Le traité d’Aix-la-Chapelle donne une nouvelle impulsion en matière de coopération transfrontalière. Depuis les années 1990, les deux pays ont acquis une expérience considérable, qu’il s’agisse de la mise en place des eurodistricts ou de la vie quotidienne des transfrontaliers (impôts, santé, transports…). Mais c’est aussi un sujet délicat, car il s’agit de reconnaître un statut particulier aux régions frontalières. Cependant, la focalisation sur le transfrontalier porte en elle le risque de faire du franco-allemand une affaire régionale qui ne concernerait plus l’ensemble des citoyens des deux pays.
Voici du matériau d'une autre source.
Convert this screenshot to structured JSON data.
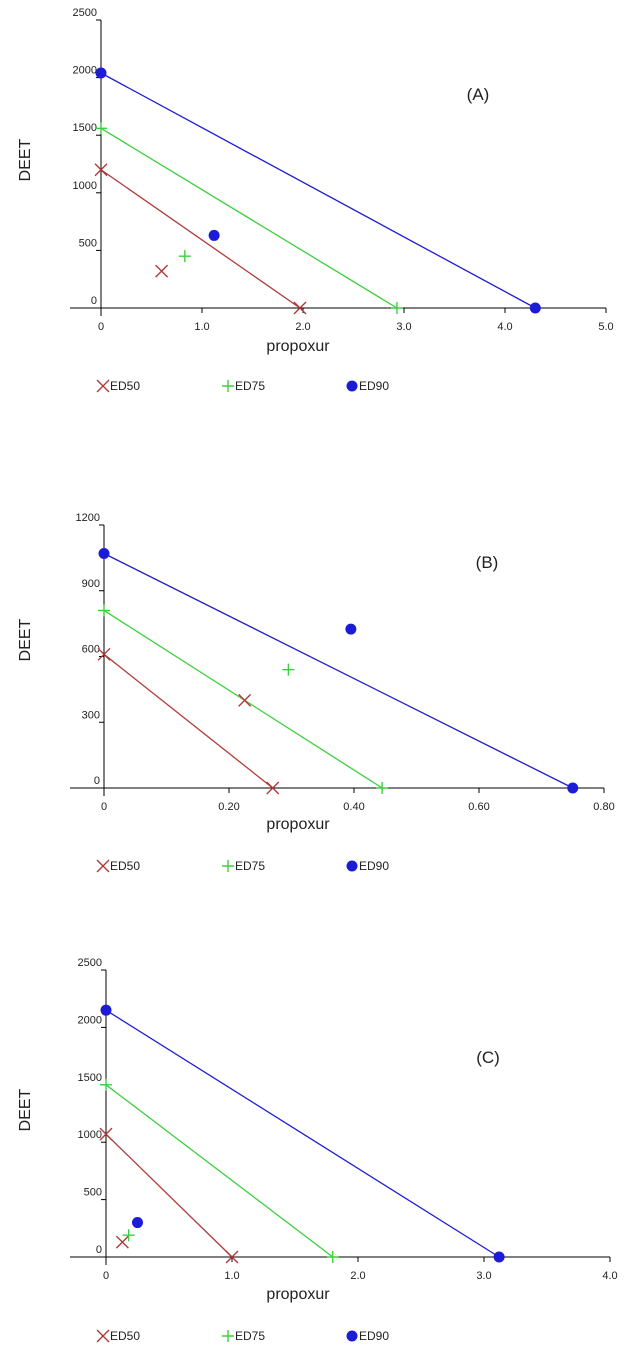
{
  "colors": {
    "ed50": "#b03a3a",
    "ed75": "#3ecf3e",
    "ed90": "#1c1cd6",
    "axis": "#000000"
  },
  "chart_data": [
    {
      "type": "scatter",
      "panel_label": "(A)",
      "xlabel": "propoxur",
      "ylabel": "DEET",
      "xlim": [
        0,
        5.0
      ],
      "ylim": [
        0,
        2500
      ],
      "x_ticks": [
        "0",
        "1.0",
        "2.0",
        "3.0",
        "4.0",
        "5.0"
      ],
      "y_ticks": [
        "0",
        "500",
        "1000",
        "1500",
        "2000",
        "2500"
      ],
      "legend": [
        "ED50",
        "ED75",
        "ED90"
      ],
      "isobolograms": [
        {
          "name": "ED50",
          "from": [
            0,
            1200
          ],
          "to": [
            1.97,
            0
          ]
        },
        {
          "name": "ED75",
          "from": [
            0,
            1560
          ],
          "to": [
            2.93,
            0
          ]
        },
        {
          "name": "ED90",
          "from": [
            0,
            2040
          ],
          "to": [
            4.3,
            0
          ]
        }
      ],
      "points": [
        {
          "name": "ED50",
          "x": 0.6,
          "y": 320
        },
        {
          "name": "ED75",
          "x": 0.83,
          "y": 450
        },
        {
          "name": "ED90",
          "x": 1.12,
          "y": 630
        }
      ]
    },
    {
      "type": "scatter",
      "panel_label": "(B)",
      "xlabel": "propoxur",
      "ylabel": "DEET",
      "xlim": [
        0,
        0.8
      ],
      "ylim": [
        0,
        1200
      ],
      "x_ticks": [
        "0",
        "0.20",
        "0.40",
        "0.60",
        "0.80"
      ],
      "y_ticks": [
        "0",
        "300",
        "600",
        "900",
        "1200"
      ],
      "legend": [
        "ED50",
        "ED75",
        "ED90"
      ],
      "isobolograms": [
        {
          "name": "ED50",
          "from": [
            0,
            610
          ],
          "to": [
            0.27,
            0
          ]
        },
        {
          "name": "ED75",
          "from": [
            0,
            810
          ],
          "to": [
            0.445,
            0
          ]
        },
        {
          "name": "ED90",
          "from": [
            0,
            1070
          ],
          "to": [
            0.75,
            0
          ]
        }
      ],
      "points": [
        {
          "name": "ED50",
          "x": 0.225,
          "y": 400
        },
        {
          "name": "ED75",
          "x": 0.295,
          "y": 540
        },
        {
          "name": "ED90",
          "x": 0.395,
          "y": 725
        }
      ]
    },
    {
      "type": "scatter",
      "panel_label": "(C)",
      "xlabel": "propoxur",
      "ylabel": "DEET",
      "xlim": [
        0,
        4.0
      ],
      "ylim": [
        0,
        2500
      ],
      "x_ticks": [
        "0",
        "1.0",
        "2.0",
        "3.0",
        "4.0"
      ],
      "y_ticks": [
        "0",
        "500",
        "1000",
        "1500",
        "2000",
        "2500"
      ],
      "legend": [
        "ED50",
        "ED75",
        "ED90"
      ],
      "isobolograms": [
        {
          "name": "ED50",
          "from": [
            0,
            1070
          ],
          "to": [
            1.0,
            0
          ]
        },
        {
          "name": "ED75",
          "from": [
            0,
            1500
          ],
          "to": [
            1.8,
            0
          ]
        },
        {
          "name": "ED90",
          "from": [
            0,
            2150
          ],
          "to": [
            3.12,
            0
          ]
        }
      ],
      "points": [
        {
          "name": "ED50",
          "x": 0.13,
          "y": 130
        },
        {
          "name": "ED75",
          "x": 0.18,
          "y": 190
        },
        {
          "name": "ED90",
          "x": 0.25,
          "y": 300
        }
      ]
    }
  ]
}
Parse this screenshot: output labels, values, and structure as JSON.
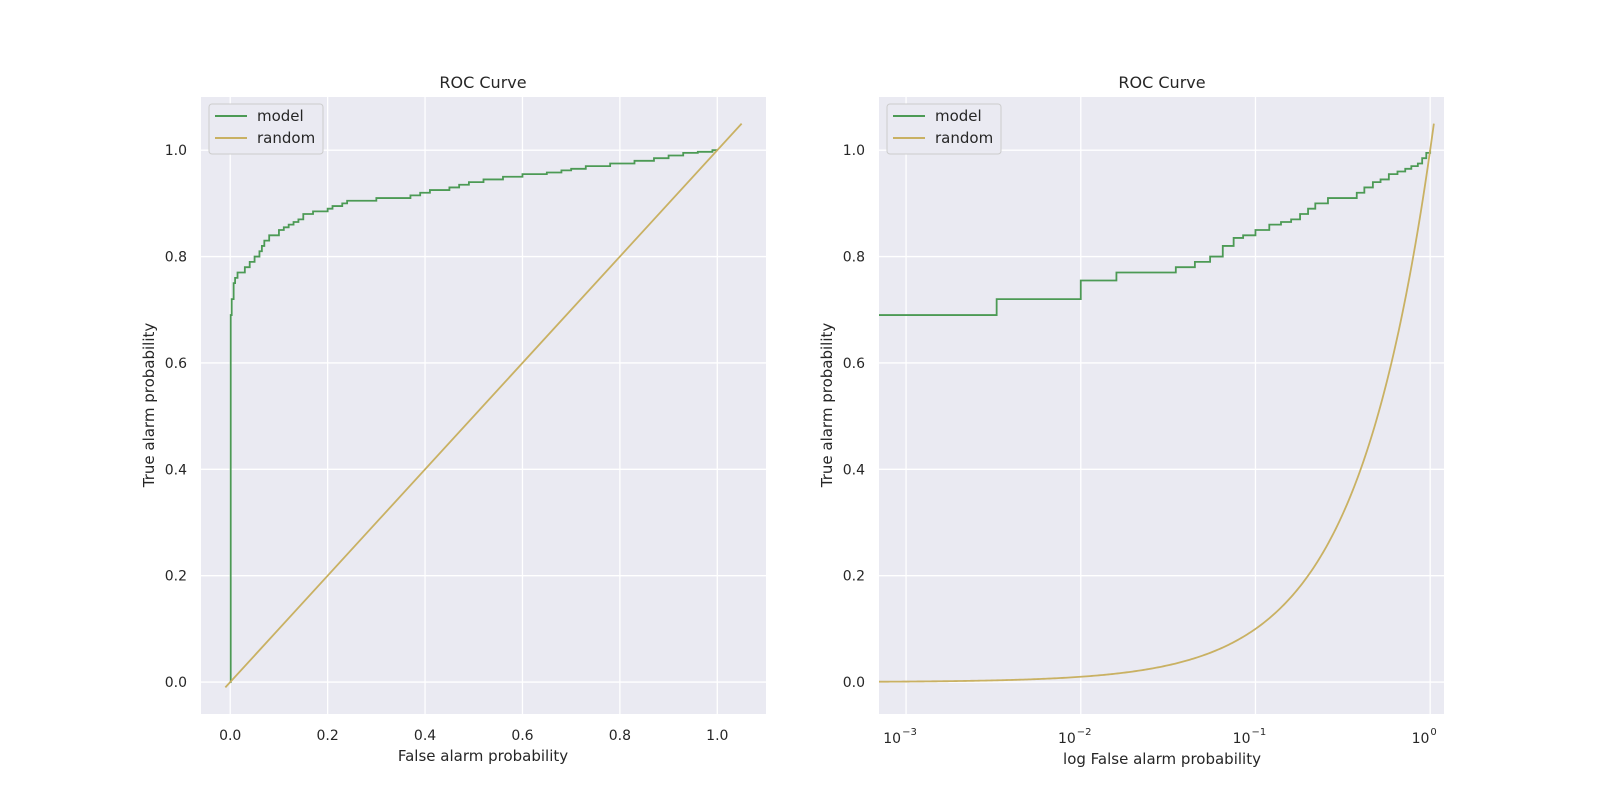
{
  "chart_data": [
    {
      "type": "line",
      "title": "ROC Curve",
      "xlabel": "False alarm probability",
      "ylabel": "True alarm probability",
      "xscale": "linear",
      "xlim": [
        -0.06,
        1.1
      ],
      "ylim": [
        -0.06,
        1.1
      ],
      "xticks": [
        0.0,
        0.2,
        0.4,
        0.6,
        0.8,
        1.0
      ],
      "xtick_labels": [
        "0.0",
        "0.2",
        "0.4",
        "0.6",
        "0.8",
        "1.0"
      ],
      "yticks": [
        0.0,
        0.2,
        0.4,
        0.6,
        0.8,
        1.0
      ],
      "ytick_labels": [
        "0.0",
        "0.2",
        "0.4",
        "0.6",
        "0.8",
        "1.0"
      ],
      "grid": true,
      "legend": "top-left",
      "series": [
        {
          "name": "model",
          "color": "#4c9a55",
          "step": true,
          "x": [
            0.0,
            0.001,
            0.003,
            0.007,
            0.01,
            0.015,
            0.02,
            0.03,
            0.04,
            0.05,
            0.06,
            0.065,
            0.07,
            0.08,
            0.1,
            0.11,
            0.12,
            0.13,
            0.14,
            0.15,
            0.17,
            0.2,
            0.21,
            0.23,
            0.24,
            0.26,
            0.3,
            0.35,
            0.37,
            0.39,
            0.41,
            0.45,
            0.47,
            0.49,
            0.52,
            0.56,
            0.6,
            0.65,
            0.68,
            0.7,
            0.73,
            0.78,
            0.83,
            0.87,
            0.9,
            0.93,
            0.96,
            0.99,
            1.0
          ],
          "y": [
            0.0,
            0.69,
            0.72,
            0.75,
            0.76,
            0.77,
            0.77,
            0.78,
            0.79,
            0.8,
            0.81,
            0.82,
            0.83,
            0.84,
            0.85,
            0.855,
            0.86,
            0.865,
            0.87,
            0.88,
            0.885,
            0.89,
            0.895,
            0.9,
            0.905,
            0.905,
            0.91,
            0.91,
            0.915,
            0.92,
            0.925,
            0.93,
            0.935,
            0.94,
            0.945,
            0.95,
            0.955,
            0.958,
            0.962,
            0.965,
            0.97,
            0.975,
            0.98,
            0.985,
            0.99,
            0.995,
            0.997,
            1.0,
            1.0
          ]
        },
        {
          "name": "random",
          "color": "#c9b163",
          "x": [
            -0.01,
            1.05
          ],
          "y": [
            -0.01,
            1.05
          ]
        }
      ]
    },
    {
      "type": "line",
      "title": "ROC Curve",
      "xlabel": "log False alarm probability",
      "ylabel": "True alarm probability",
      "xscale": "log",
      "xlim": [
        0.0007,
        1.2
      ],
      "ylim": [
        -0.06,
        1.1
      ],
      "xticks": [
        0.001,
        0.01,
        0.1,
        1.0
      ],
      "xtick_bases": [
        "10",
        "10",
        "10",
        "10"
      ],
      "xtick_exps": [
        "−3",
        "−2",
        "−1",
        "0"
      ],
      "yticks": [
        0.0,
        0.2,
        0.4,
        0.6,
        0.8,
        1.0
      ],
      "ytick_labels": [
        "0.0",
        "0.2",
        "0.4",
        "0.6",
        "0.8",
        "1.0"
      ],
      "grid": true,
      "legend": "top-left",
      "series": [
        {
          "name": "model",
          "color": "#4c9a55",
          "step": true,
          "x": [
            0.0007,
            0.0033,
            0.01,
            0.016,
            0.032,
            0.035,
            0.045,
            0.055,
            0.065,
            0.075,
            0.085,
            0.1,
            0.12,
            0.14,
            0.16,
            0.18,
            0.2,
            0.22,
            0.26,
            0.3,
            0.38,
            0.42,
            0.47,
            0.52,
            0.58,
            0.65,
            0.72,
            0.78,
            0.85,
            0.9,
            0.95,
            1.0
          ],
          "y": [
            0.69,
            0.72,
            0.755,
            0.77,
            0.77,
            0.78,
            0.79,
            0.8,
            0.82,
            0.835,
            0.84,
            0.85,
            0.86,
            0.865,
            0.87,
            0.88,
            0.89,
            0.9,
            0.91,
            0.91,
            0.92,
            0.93,
            0.94,
            0.945,
            0.955,
            0.96,
            0.965,
            0.97,
            0.975,
            0.985,
            0.995,
            1.0
          ]
        },
        {
          "name": "random",
          "color": "#c9b163",
          "x": "same as y (log-spaced from 0.0007 to 1.05)",
          "y_equals_x": true,
          "range": [
            0.0007,
            1.05
          ]
        }
      ]
    }
  ]
}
Aussi, pour que nul ne soit laissé en marge de la coopération, le traité veut donner un nouvel élan aux relations culturelles et sociétales et encourager les initiatives venues de la base. Le traité annonce la mise en place d’un Fonds citoyen franco-allemand. Il permet de financer des initiatives citoyennes, comme les jumelages et bien d’autres rencontres. Depuis son lancement en avril 2020, il complète ainsi l’action de l’OFAJ au-delà de la seule « jeunesse ». Le traité d’Aix-la-Chapelle conforte aussi le rôle de l’OFAJ. Les échanges de jeunes doivent être encouragés à tous les niveaux : pas seulement pour les diplômés du supérieur (la mission de l’Université franco-allemande est réaffirmée), mais aussi pour les lycéens et les apprentis dans le cadre des formations professionnelles.
Ce traité revendique encore un nouvel esprit : celui de la « nouvelle responsabilité franco-allemande pour l’Europe ». En 1963, le traité de l’Élysée avait constitué une solution bilatérale de repli, bricolée en urgence après l’échec d’un projet d’union politique de l’Europe des Six en 1962. Le traité de 2019 correspond à une logique inverse : non pas le bilatéral comme alternative à l’Europe, mais le franco-allemand au service de l’Europe. Au moins en intention ! Aussi la signature du traité a été soigneusement mise en scène, dans la ville de Charlemagne, figure tutélaire de l’Europe, en présence des représentants des principales institutions européennes.
Conçu pour mieux répondre aux défis écologiques, climatiques et numériques du 21e siècle, il est encore trop tôt pour dire si le traité d’Aix-la-Chapelle est adapté à ces nouveaux enjeux. Avec la guerre en Ukraine, la relation franco-allemande et l’Union européenne sont ébranlées et doivent en urgence trouver de nouvelles façons de faire face à la situation.